In a recent engagement, time was limited to spend on proactive failure investigations. The digital platform team took on the role of facilitators for nine delivery teams to introduce chaos engineering principles and help increase understanding of the digital services they were building and operating. With limited time for the exercises across all the teams, we ran 2.5-hour sessions that included two experiments and a post-incident review, instead of running full chaos days with multiple ongoing scenarios.
To choose experiments under those conditions, we ran experiment selection sessions with the team leads to select potential failures to investigate and gather knowledge on based on two factors:
the level of impact a potential failure could have on the user, team, or organisation
whether the response to that potential failure was known or unknown either by the service, team, or other parts of the organisation
Working together with the team leads, we prioritised and selected experiments that allowed the team to investigate potential failures combining a high level of impact with an unknown response, because this would provide the best conditions for the team to understand more about how their service worked.

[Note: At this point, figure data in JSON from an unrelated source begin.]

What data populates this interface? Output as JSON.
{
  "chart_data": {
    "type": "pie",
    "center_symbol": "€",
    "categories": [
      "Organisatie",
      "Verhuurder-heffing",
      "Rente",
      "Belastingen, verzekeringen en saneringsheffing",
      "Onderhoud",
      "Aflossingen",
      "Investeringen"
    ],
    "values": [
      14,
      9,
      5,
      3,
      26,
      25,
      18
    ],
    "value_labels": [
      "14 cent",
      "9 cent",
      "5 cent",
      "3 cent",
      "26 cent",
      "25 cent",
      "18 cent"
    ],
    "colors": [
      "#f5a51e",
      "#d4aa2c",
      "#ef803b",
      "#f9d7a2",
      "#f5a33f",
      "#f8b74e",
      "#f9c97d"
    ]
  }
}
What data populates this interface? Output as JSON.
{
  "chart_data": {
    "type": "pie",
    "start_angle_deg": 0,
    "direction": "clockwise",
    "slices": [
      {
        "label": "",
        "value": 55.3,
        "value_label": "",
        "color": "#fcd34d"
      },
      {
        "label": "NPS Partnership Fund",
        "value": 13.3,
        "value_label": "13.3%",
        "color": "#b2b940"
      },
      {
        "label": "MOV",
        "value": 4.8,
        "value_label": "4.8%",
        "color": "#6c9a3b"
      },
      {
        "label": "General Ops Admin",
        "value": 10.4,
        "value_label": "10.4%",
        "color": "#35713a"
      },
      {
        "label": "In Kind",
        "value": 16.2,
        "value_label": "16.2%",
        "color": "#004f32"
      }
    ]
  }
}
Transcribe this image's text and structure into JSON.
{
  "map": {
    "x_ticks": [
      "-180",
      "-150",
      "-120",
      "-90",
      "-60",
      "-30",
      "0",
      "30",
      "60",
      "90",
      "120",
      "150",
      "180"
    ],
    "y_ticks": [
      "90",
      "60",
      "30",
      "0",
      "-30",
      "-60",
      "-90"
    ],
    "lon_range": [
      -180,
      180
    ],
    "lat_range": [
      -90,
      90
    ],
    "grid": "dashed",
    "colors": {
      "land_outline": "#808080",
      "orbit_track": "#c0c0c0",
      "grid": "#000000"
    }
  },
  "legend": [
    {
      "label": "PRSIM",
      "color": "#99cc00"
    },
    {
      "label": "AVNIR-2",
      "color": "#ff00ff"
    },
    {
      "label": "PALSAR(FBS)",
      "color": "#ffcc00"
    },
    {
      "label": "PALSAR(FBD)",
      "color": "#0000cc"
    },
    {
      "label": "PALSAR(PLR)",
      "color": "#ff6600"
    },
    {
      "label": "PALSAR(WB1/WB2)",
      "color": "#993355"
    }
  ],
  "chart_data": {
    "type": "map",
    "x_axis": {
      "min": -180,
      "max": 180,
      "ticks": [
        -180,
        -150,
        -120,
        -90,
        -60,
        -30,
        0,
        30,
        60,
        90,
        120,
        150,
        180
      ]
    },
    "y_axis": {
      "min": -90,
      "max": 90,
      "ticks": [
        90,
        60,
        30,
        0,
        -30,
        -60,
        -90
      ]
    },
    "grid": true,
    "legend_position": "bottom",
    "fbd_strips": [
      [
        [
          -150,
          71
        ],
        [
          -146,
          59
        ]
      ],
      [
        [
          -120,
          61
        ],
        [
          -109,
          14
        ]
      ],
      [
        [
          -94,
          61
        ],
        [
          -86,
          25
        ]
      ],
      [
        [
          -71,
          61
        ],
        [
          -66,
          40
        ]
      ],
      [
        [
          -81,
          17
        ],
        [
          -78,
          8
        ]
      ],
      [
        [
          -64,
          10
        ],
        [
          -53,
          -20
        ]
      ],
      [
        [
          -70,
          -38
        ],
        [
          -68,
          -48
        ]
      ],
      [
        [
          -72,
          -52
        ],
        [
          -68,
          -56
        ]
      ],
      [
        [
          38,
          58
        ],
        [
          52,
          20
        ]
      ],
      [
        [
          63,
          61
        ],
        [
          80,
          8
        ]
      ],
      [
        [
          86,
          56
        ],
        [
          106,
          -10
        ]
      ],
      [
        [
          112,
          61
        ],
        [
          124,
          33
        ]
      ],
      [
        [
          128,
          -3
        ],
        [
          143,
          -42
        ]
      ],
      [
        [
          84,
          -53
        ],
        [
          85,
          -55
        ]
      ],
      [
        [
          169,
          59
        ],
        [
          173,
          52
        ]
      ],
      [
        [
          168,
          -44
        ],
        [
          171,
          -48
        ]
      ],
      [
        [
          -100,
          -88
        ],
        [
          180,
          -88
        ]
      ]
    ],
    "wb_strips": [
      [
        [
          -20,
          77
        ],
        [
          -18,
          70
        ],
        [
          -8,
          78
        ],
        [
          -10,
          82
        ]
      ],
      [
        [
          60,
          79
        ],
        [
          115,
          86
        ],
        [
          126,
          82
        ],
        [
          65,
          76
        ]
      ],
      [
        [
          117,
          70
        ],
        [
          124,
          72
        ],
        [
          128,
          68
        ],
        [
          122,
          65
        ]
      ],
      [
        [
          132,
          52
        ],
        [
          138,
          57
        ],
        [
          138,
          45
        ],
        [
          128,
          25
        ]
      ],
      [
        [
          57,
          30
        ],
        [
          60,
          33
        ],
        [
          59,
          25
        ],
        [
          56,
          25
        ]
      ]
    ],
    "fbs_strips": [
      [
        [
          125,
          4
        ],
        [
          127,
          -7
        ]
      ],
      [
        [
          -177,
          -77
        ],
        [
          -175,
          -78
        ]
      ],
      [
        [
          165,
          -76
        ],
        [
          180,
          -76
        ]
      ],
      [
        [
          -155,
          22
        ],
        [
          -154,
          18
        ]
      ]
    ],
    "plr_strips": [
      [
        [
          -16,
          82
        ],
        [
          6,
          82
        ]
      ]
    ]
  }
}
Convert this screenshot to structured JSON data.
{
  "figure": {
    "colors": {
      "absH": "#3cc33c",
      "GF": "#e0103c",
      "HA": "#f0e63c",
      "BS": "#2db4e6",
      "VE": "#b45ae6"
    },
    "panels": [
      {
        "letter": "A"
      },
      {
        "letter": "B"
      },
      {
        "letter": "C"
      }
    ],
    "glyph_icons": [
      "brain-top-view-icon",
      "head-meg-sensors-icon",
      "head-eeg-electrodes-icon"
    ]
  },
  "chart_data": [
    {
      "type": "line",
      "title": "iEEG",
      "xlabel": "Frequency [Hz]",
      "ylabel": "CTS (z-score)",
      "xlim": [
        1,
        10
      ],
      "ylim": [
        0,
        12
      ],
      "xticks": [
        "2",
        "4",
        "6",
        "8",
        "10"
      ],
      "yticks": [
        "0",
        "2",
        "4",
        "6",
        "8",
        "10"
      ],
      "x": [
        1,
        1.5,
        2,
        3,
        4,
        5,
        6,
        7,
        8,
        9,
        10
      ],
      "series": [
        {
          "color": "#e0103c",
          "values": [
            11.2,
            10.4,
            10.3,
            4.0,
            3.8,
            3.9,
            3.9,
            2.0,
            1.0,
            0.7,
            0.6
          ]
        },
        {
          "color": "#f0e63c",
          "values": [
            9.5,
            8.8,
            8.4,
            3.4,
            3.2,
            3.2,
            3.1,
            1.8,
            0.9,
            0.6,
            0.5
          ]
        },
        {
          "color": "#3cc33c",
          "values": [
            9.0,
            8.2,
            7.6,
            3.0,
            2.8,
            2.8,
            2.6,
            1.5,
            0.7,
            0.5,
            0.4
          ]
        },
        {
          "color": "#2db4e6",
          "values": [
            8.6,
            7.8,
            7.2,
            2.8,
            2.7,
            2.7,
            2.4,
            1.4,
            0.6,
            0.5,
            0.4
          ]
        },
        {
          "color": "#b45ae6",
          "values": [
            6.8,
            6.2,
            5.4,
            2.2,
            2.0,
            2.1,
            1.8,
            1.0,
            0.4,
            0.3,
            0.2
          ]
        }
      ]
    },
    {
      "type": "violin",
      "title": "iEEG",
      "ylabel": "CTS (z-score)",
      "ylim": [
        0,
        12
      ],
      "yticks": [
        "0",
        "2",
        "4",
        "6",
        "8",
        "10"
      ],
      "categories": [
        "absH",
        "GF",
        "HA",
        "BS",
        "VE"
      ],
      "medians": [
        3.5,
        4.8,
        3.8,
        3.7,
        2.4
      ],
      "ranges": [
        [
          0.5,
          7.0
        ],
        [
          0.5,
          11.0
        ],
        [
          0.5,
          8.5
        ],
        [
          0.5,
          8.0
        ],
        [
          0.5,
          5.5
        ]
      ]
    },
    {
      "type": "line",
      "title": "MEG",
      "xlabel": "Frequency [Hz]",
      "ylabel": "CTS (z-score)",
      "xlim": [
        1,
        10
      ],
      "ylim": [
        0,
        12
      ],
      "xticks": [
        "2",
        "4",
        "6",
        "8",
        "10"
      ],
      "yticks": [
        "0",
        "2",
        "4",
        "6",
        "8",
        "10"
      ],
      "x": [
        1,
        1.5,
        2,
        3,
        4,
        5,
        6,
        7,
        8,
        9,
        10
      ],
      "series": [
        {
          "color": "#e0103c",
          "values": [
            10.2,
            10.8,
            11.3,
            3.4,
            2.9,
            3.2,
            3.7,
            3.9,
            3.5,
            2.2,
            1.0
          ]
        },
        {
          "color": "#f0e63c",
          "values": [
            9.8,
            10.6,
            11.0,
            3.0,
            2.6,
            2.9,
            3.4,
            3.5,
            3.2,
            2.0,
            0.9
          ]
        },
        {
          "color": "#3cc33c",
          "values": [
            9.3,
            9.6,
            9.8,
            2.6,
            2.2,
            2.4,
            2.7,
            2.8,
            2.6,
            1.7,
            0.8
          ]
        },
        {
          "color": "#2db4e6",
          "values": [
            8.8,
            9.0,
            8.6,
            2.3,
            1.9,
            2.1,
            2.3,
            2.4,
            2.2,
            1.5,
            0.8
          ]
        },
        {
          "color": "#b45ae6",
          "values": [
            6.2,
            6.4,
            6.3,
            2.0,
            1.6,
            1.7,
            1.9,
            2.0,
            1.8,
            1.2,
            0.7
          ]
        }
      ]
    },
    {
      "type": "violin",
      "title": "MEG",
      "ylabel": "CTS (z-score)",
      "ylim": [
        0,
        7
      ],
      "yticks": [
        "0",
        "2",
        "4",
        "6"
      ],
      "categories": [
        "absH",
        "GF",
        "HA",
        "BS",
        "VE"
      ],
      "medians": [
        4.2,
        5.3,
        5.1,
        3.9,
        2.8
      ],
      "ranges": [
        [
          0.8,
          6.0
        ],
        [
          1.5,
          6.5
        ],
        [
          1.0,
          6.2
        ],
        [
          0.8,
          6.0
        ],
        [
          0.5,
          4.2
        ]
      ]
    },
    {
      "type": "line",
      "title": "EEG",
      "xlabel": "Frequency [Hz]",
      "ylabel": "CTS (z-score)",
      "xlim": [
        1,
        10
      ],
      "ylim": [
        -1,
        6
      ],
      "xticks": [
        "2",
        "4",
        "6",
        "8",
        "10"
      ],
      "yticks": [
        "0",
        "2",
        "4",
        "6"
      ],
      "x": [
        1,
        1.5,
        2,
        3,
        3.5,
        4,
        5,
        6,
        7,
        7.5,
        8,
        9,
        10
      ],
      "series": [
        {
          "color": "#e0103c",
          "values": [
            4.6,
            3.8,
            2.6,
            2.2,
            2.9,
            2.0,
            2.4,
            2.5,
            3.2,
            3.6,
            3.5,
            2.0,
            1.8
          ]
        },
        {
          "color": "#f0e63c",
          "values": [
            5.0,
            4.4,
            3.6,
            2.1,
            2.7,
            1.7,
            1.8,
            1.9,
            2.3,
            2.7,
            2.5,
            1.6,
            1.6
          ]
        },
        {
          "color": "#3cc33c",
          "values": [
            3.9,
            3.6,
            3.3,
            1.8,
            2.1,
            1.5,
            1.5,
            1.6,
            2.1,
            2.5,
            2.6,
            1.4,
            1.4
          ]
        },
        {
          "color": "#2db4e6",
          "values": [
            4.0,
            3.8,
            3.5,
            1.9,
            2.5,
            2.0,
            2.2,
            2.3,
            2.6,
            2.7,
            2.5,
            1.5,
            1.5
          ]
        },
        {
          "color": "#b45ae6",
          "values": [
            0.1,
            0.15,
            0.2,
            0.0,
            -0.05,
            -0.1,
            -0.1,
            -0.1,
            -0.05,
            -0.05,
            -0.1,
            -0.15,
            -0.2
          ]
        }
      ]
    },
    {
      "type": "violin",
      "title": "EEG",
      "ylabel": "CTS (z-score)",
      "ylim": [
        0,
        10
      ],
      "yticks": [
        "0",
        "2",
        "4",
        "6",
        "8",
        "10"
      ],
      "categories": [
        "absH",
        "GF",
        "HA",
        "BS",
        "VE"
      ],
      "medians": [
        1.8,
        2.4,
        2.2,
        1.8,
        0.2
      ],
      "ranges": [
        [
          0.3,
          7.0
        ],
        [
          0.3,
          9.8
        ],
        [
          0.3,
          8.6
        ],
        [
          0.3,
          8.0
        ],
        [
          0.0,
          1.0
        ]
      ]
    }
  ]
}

The team had built an authenticated user journey to manage personal details and payment methods. During an experiment selection exercise, we found a great example of a high impact/unknown response failure in the journey whereby if a request failed to be sent to the authentication provider it could prevent users from being able to login.
The potential failure had a high impact on the user experience and the team was unsure of the response with the authentication provider hosting the login pages. It was not clear if any alerts would be fired and if they would be notified.